Naturalisation française — devenir français en 2026

La naturalisation française est l'aboutissement de nombreux parcours d'intégration. Elle ouvre des droits civiques complets et supprime toute contrainte de séjour. Mais l'obtention reste discrétionnaire et le dossier comporte plusieurs étapes qui méritent d'être préparées sérieusement. Voici les conditions, l'entretien, et les voies de recours pour 2026.

Sur les dossiers de naturalisation que nous suivons, l'entretien d'assimilation est presque toujours le point qui décide. Voici comment s'y préparer, point par point.

Trois voies d'accès à la nationalité française

Devenir Français peut suivre trois chemins distincts, et le choix entre eux n'est pas toujours évident.

Naturalisation par décret

La voie principale, ouverte aux étrangers résidant régulièrement en France et remplissant les conditions de fond. C'est aussi la plus discrétionnaire : l'administration apprécie souverainement l'opportunité d'accorder la nationalité.

Déclaration par mariage

Pour le conjoint étranger d'un Français après quatre ans de mariage et de communauté de vie effective (cinq ans si la résidence n'a pas été continue en France). Contrairement à la naturalisation par décret, ouvre un droit subjectif — si les conditions sont réunies, la nationalité est acquise.

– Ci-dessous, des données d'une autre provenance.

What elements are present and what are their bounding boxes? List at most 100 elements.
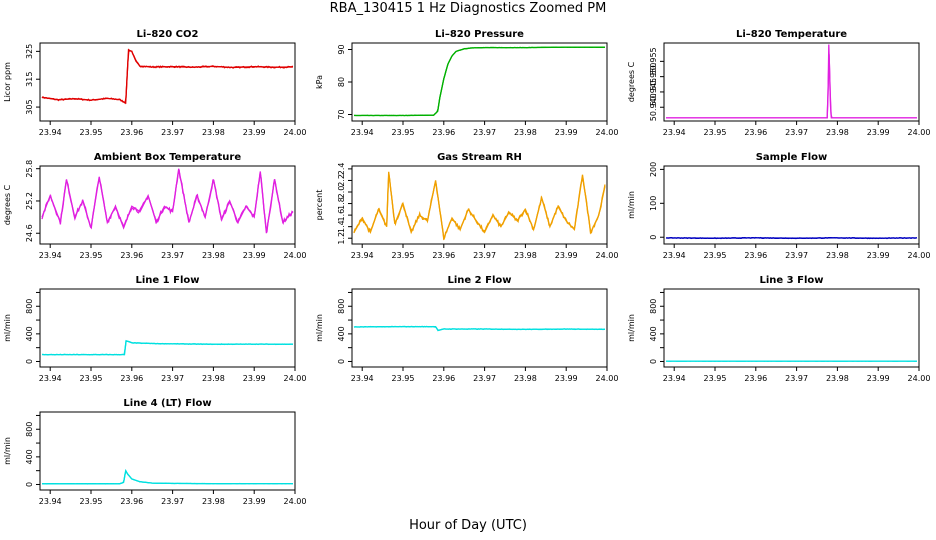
x-tick-label: 23.98 (202, 497, 225, 506)
y-tick-label: 0 (337, 359, 346, 364)
y-tick-label: 1.6 (337, 209, 346, 222)
y-tick-label: 70 (337, 109, 346, 119)
x-tick-label: 23.98 (826, 374, 849, 383)
x-tick-label: 23.95 (80, 374, 103, 383)
y-tick-label: 25.8 (25, 160, 34, 178)
x-tick-label: 23.97 (161, 251, 184, 260)
y-tick-label: 2.0 (337, 186, 346, 199)
y-tick-label: 50.950 (649, 63, 658, 91)
y-axis-title: kPa (315, 75, 324, 89)
y-tick-label: 1.8 (337, 197, 346, 210)
x-tick-label: 23.96 (120, 128, 143, 137)
x-tick-label: 23.99 (867, 128, 890, 137)
x-tick-label: 24.00 (596, 374, 619, 383)
plot-frame (351, 42, 608, 122)
y-tick-label: 1.4 (337, 220, 346, 233)
x-tick-label: 23.99 (867, 374, 890, 383)
x-tick-label: 23.95 (392, 374, 415, 383)
y-axis-title: ml/min (3, 437, 12, 465)
plot-frame (663, 288, 920, 368)
x-tick-label: 23.96 (432, 374, 455, 383)
panel-title: Li–820 Pressure (435, 29, 524, 40)
series-anchor-line (42, 339, 294, 356)
x-tick-label: 23.94 (39, 128, 62, 137)
series-anchor-line (41, 168, 294, 234)
panel-title: Line 3 Flow (760, 275, 824, 286)
x-tick-label: 23.98 (514, 374, 537, 383)
y-tick-label: 305 (25, 99, 34, 114)
x-tick-label: 23.97 (473, 374, 496, 383)
y-tick-label: 400 (25, 449, 34, 464)
y-tick-label: 400 (25, 326, 34, 341)
x-tick-label: 23.95 (704, 374, 727, 383)
x-tick-label: 24.00 (284, 251, 307, 260)
x-tick-label: 23.99 (867, 251, 890, 260)
x-tick-label: 23.97 (161, 374, 184, 383)
series-line (353, 173, 606, 240)
x-tick-label: 23.96 (120, 374, 143, 383)
y-tick-label: 0 (25, 359, 34, 364)
panel-9: Line 3 Flow ml/min 23.94 23.95 23.96 23.97 23.… (627, 275, 930, 383)
x-tick-label: 23.99 (243, 251, 266, 260)
x-tick-label: 23.98 (826, 251, 849, 260)
x-tick-label: 23.94 (39, 497, 62, 506)
x-tick-label: 23.95 (704, 251, 727, 260)
x-tick-label: 23.96 (744, 128, 767, 137)
x-tick-label: 23.96 (432, 128, 455, 137)
y-tick-label: 50.945 (649, 78, 658, 106)
plot-frame (39, 288, 296, 368)
y-axis-title: ml/min (627, 314, 636, 342)
panel-title: Ambient Box Temperature (94, 152, 241, 163)
plot-frame (39, 411, 296, 491)
x-tick-label: 24.00 (284, 374, 307, 383)
x-tick-label: 23.94 (663, 128, 686, 137)
x-tick-label: 23.97 (473, 128, 496, 137)
y-tick-label: 1.2 (337, 232, 346, 245)
y-axis-title: ml/min (315, 314, 324, 342)
panel-3: Li–820 Temperature degrees C 23.94 23.95 23.… (627, 29, 930, 137)
series-line (41, 469, 294, 485)
x-tick-label: 23.98 (826, 128, 849, 137)
plot-frame (351, 165, 608, 245)
y-axis-title: ml/min (627, 191, 636, 219)
x-tick-label: 23.99 (243, 128, 266, 137)
panel-5: Gas Stream RH percent 23.94 23.95 23.96 23.97… (315, 152, 618, 260)
series-anchor-line (354, 46, 605, 117)
panel-title: Sample Flow (756, 152, 828, 163)
x-tick-label: 23.99 (243, 497, 266, 506)
x-tick-label: 23.95 (392, 251, 415, 260)
series-anchor-line (353, 171, 606, 241)
series-anchor-line (41, 49, 294, 104)
x-tick-label: 23.95 (80, 128, 103, 137)
y-tick-label: 90 (337, 44, 346, 54)
y-tick-label: 800 (25, 422, 34, 437)
y-tick-label: 400 (337, 326, 346, 341)
y-tick-label: 800 (337, 299, 346, 314)
x-tick-label: 23.96 (120, 497, 143, 506)
y-axis-title: ml/min (3, 314, 12, 342)
series-line (354, 46, 606, 117)
x-tick-label: 23.98 (514, 251, 537, 260)
y-tick-label: 50.940 (649, 93, 658, 121)
y-tick-label: 315 (25, 72, 34, 87)
x-axis-label: Hour of Day (UTC) (409, 518, 527, 533)
x-tick-label: 23.95 (80, 251, 103, 260)
x-tick-label: 23.97 (785, 374, 808, 383)
y-tick-label: 325 (25, 44, 34, 59)
x-tick-label: 23.94 (39, 374, 62, 383)
panel-title: Line 4 (LT) Flow (123, 398, 211, 409)
x-tick-label: 24.00 (908, 128, 931, 137)
panel-6: Sample Flow ml/min 23.94 23.95 23.96 23.97 23.… (627, 152, 930, 260)
panel-title: Li–820 CO2 (137, 29, 199, 40)
x-tick-label: 24.00 (908, 251, 931, 260)
x-tick-label: 23.94 (39, 251, 62, 260)
x-tick-label: 23.99 (555, 251, 578, 260)
x-tick-label: 23.98 (202, 128, 225, 137)
x-tick-label: 23.99 (555, 128, 578, 137)
panel-8: Line 2 Flow ml/min 23.94 23.95 23.96 23.97 23.… (315, 275, 618, 383)
y-axis-title: percent (315, 190, 324, 221)
plot-frame (39, 165, 296, 245)
panel-title: Li–820 Temperature (736, 29, 847, 40)
panel-title: Gas Stream RH (437, 152, 522, 163)
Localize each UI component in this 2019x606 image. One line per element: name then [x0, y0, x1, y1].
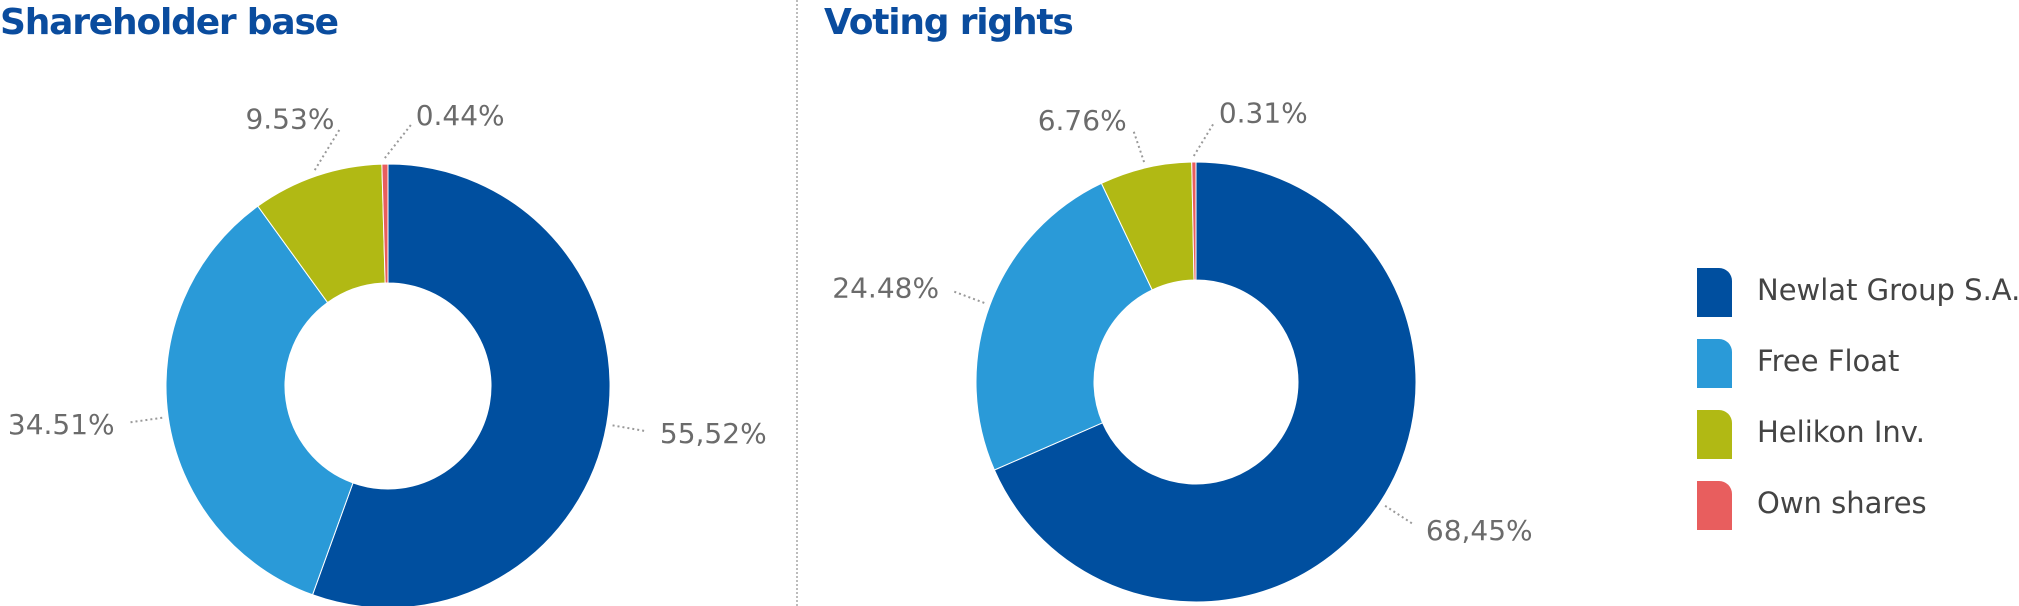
donut-chart-voting-rights: 68,45% 24.48% 6.76% 0.31% — [832, 97, 1533, 603]
donut-slice-own-shares — [1191, 161, 1197, 281]
slice-label-helikon: 6.76% — [1038, 104, 1127, 137]
legend-item-newlat: Newlat Group S.A. — [1697, 268, 2019, 339]
legend-swatch-newlat — [1697, 268, 1732, 317]
legend-label-free-float: Free Float — [1757, 344, 1900, 378]
donut-slice-own-shares — [381, 163, 389, 284]
legend-label-own-shares: Own shares — [1757, 486, 1927, 520]
leader-line-helikon — [1132, 129, 1146, 163]
donut-slice-newlat — [993, 161, 1417, 603]
donut-chart-shareholder-base: 55,52% 34.51% 9.53% 0.44% — [8, 99, 767, 606]
leader-line-free-float — [952, 290, 985, 304]
slice-label-helikon: 9.53% — [245, 103, 334, 136]
leader-line-newlat — [612, 424, 647, 433]
legend-item-free-float: Free Float — [1697, 339, 2019, 410]
slice-label-own-shares: 0.31% — [1219, 97, 1308, 130]
legend-label-newlat: Newlat Group S.A. — [1757, 273, 2019, 307]
legend-item-helikon: Helikon Inv. — [1697, 410, 2019, 481]
slice-label-own-shares: 0.44% — [416, 99, 505, 132]
donut-slice-free-float — [165, 205, 354, 596]
legend-swatch-own-shares — [1697, 481, 1732, 530]
panel-divider — [796, 0, 798, 606]
legend-swatch-helikon — [1697, 410, 1732, 459]
chart-title-voting-rights: Voting rights — [824, 2, 1074, 43]
legend-label-helikon: Helikon Inv. — [1757, 415, 1925, 449]
slice-label-newlat: 55,52% — [660, 417, 767, 450]
leader-line-helikon — [313, 127, 342, 171]
slice-label-newlat: 68,45% — [1426, 514, 1533, 547]
leader-line-free-float — [128, 416, 163, 424]
leader-line-newlat — [1384, 504, 1415, 526]
slice-label-free-float: 34.51% — [8, 408, 115, 441]
donut-slice-newlat — [311, 163, 611, 606]
leader-line-own-shares — [384, 124, 412, 159]
chart-title-shareholder-base: Shareholder base — [0, 2, 339, 43]
donut-slice-free-float — [975, 182, 1153, 471]
legend-swatch-free-float — [1697, 339, 1732, 388]
legend: Newlat Group S.A. Free Float Helikon Inv… — [1697, 268, 2019, 552]
leader-line-own-shares — [1192, 122, 1215, 157]
legend-item-own-shares: Own shares — [1697, 481, 2019, 552]
slice-label-free-float: 24.48% — [832, 272, 939, 305]
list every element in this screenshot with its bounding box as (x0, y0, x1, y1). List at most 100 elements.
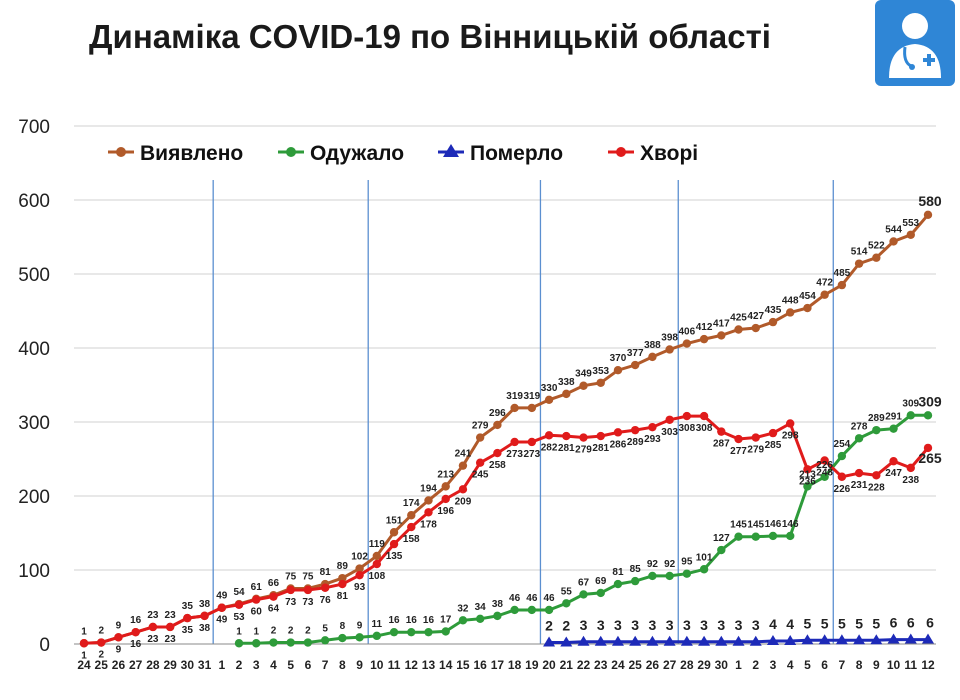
data-label: 23 (165, 610, 177, 621)
data-point (579, 433, 588, 442)
data-point-triangle (629, 635, 642, 646)
data-label: 238 (902, 475, 919, 486)
data-label: 1 (236, 626, 242, 637)
data-label: 338 (558, 377, 575, 388)
data-label: 46 (526, 593, 538, 604)
data-label: 66 (268, 578, 280, 589)
data-label: 309 (902, 398, 919, 409)
doctor-icon (889, 13, 941, 78)
x-tick-label: 18 (508, 658, 522, 672)
data-point-triangle (870, 634, 883, 645)
data-point (923, 411, 933, 420)
data-label: 2 (305, 626, 311, 637)
data-label: 289 (627, 437, 644, 448)
y-tick-label: 500 (18, 265, 50, 286)
data-label: 213 (437, 469, 454, 480)
data-point (768, 531, 778, 541)
data-label: 277 (730, 446, 747, 457)
data-label: 285 (765, 440, 782, 451)
data-label: 194 (420, 483, 437, 494)
data-label: 9 (357, 620, 363, 631)
data-label: 67 (578, 577, 590, 588)
data-label: 226 (816, 460, 833, 471)
data-point-triangle (663, 635, 676, 646)
data-label: 54 (233, 587, 245, 598)
x-tick-label: 14 (439, 658, 453, 672)
y-tick-label: 0 (39, 635, 50, 656)
data-point (837, 451, 847, 461)
data-point-triangle (835, 634, 848, 645)
data-label: 425 (730, 313, 747, 324)
data-point (544, 605, 554, 615)
data-label: 73 (302, 597, 314, 608)
data-point (527, 437, 537, 447)
data-point (97, 638, 106, 647)
data-point-triangle (749, 635, 762, 646)
x-tick-label: 12 (921, 658, 935, 672)
data-point (441, 482, 450, 491)
x-tick-label: 29 (697, 658, 711, 672)
data-point (165, 622, 175, 632)
x-tick-label: 17 (491, 658, 505, 672)
data-point (441, 494, 450, 504)
data-point (872, 253, 881, 262)
data-label: 241 (455, 449, 472, 460)
data-label: 38 (199, 599, 211, 610)
data-point (648, 352, 657, 362)
data-label: 76 (320, 595, 332, 606)
data-label: 145 (730, 520, 747, 531)
doctor-logo (875, 0, 955, 86)
x-tick-label: 26 (112, 658, 126, 672)
x-tick-label: 3 (253, 658, 260, 672)
x-tick-label: 25 (629, 658, 643, 672)
x-tick-label: 27 (663, 658, 677, 672)
data-label: 151 (386, 515, 403, 526)
data-label: 11 (372, 619, 383, 630)
data-label: 279 (575, 445, 592, 456)
data-label: 553 (902, 218, 919, 229)
data-label: 5 (821, 615, 829, 631)
data-label: 35 (182, 625, 194, 636)
data-point (148, 622, 158, 632)
data-label: 16 (388, 615, 400, 626)
data-point (407, 627, 416, 637)
data-point (682, 569, 692, 578)
data-point (803, 465, 812, 474)
data-point (303, 638, 313, 647)
data-label: 38 (492, 599, 504, 610)
data-label: 309 (918, 393, 942, 409)
data-point (699, 334, 709, 344)
data-label: 16 (130, 615, 142, 626)
data-point (717, 427, 726, 436)
data-label: 370 (610, 353, 627, 364)
data-point (820, 472, 829, 481)
data-label: 279 (472, 421, 489, 432)
data-point (717, 331, 726, 340)
data-label: 406 (679, 327, 696, 338)
data-point (510, 605, 519, 615)
data-point-triangle (766, 635, 779, 646)
data-label: 278 (851, 421, 868, 432)
data-point-triangle (922, 633, 934, 644)
data-label: 108 (368, 571, 385, 582)
data-point (544, 431, 554, 440)
legend-marker-triangle (443, 144, 459, 157)
data-point (320, 583, 330, 592)
x-tick-label: 11 (388, 658, 401, 672)
x-tick-label: 10 (370, 658, 384, 672)
data-point-triangle (801, 634, 814, 645)
data-label: 16 (130, 639, 142, 650)
data-point (768, 317, 778, 327)
data-label: 245 (472, 470, 489, 481)
data-point (286, 638, 295, 647)
data-label: 308 (679, 423, 696, 434)
data-point (269, 592, 278, 601)
data-label: 349 (575, 369, 592, 380)
data-point-triangle (904, 633, 917, 644)
data-point-triangle (732, 635, 745, 646)
data-point (906, 230, 915, 239)
data-point (389, 528, 399, 537)
x-tick-label: 24 (611, 658, 625, 672)
data-point (630, 360, 640, 370)
legend-label: Хворі (640, 142, 698, 165)
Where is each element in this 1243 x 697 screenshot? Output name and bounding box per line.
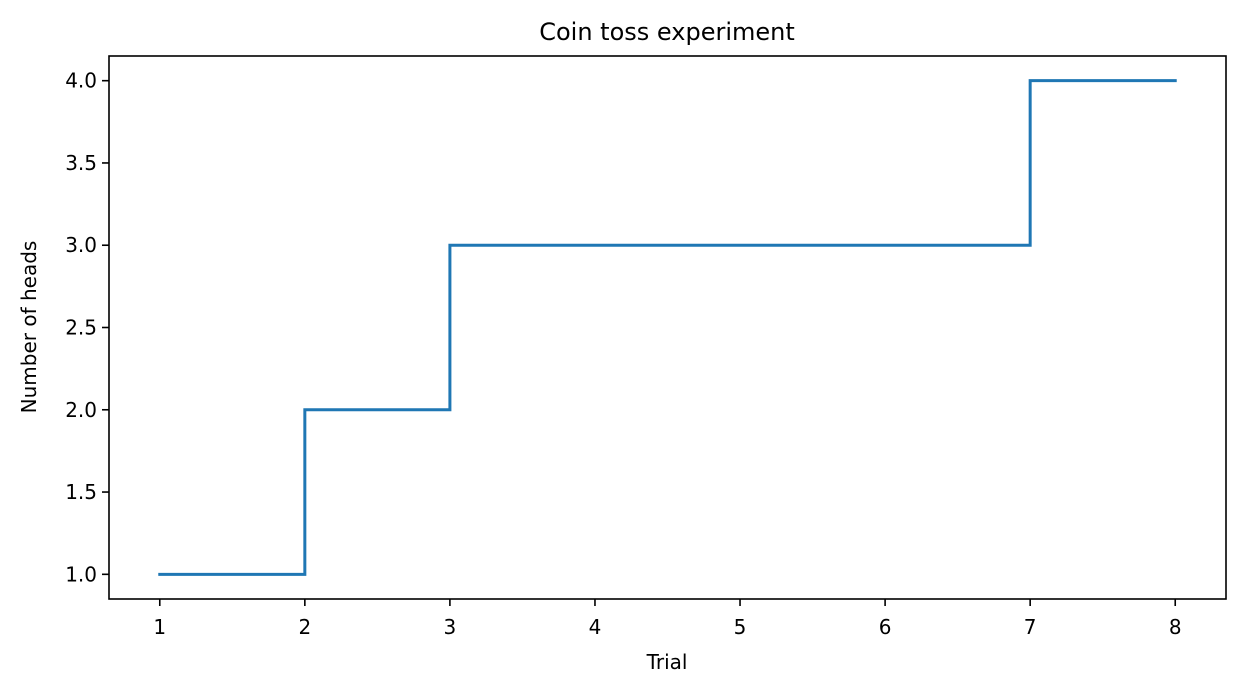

Déclaration par naissance et résidence

Pour les enfants nés en France de parents étrangers, qui peuvent acquérir la nationalité dans des conditions précises selon leur âge et leur durée de résidence. Acquisition automatique à la majorité dans certains cas.

Le bon choix de voie

Une voie mal choisie peut conduire à un dossier rejeté alors qu'une autre voie aurait abouti. C'est un premier point sur lequel l'avocat est utile : auditer la situation et orienter vers la voie la plus favorable.

Les conditions de la naturalisation par décret

Trois grandes catégories de conditions doivent être réunies.

Résidence régulière et stable en France

5 ans minimum, ramenés à 2 ans pour les diplômés de l'enseignement supérieur français. Suppression possible dans des cas exceptionnels (services rendus à la France, statut de réfugié de longue date).

Continuité de la résidence

Les absences prolongées (particulièrement supérieures à 6 mois) peuvent rompre la condition et obliger à recommencer le décompte. Particularité importante pour les profils qui voyagent fréquemment à l'étranger.

Intégration républicaine

Conditions personnelles et morales

Ce qui change en 2026

La loi du 26 janvier 2024 a relevé l'exigence linguistique au B2, formalisé un engagement républicain plus précis, et durci l'examen du parcours d'intégration. Vérifier précisément quelle version du texte s'applique à votre date de demande.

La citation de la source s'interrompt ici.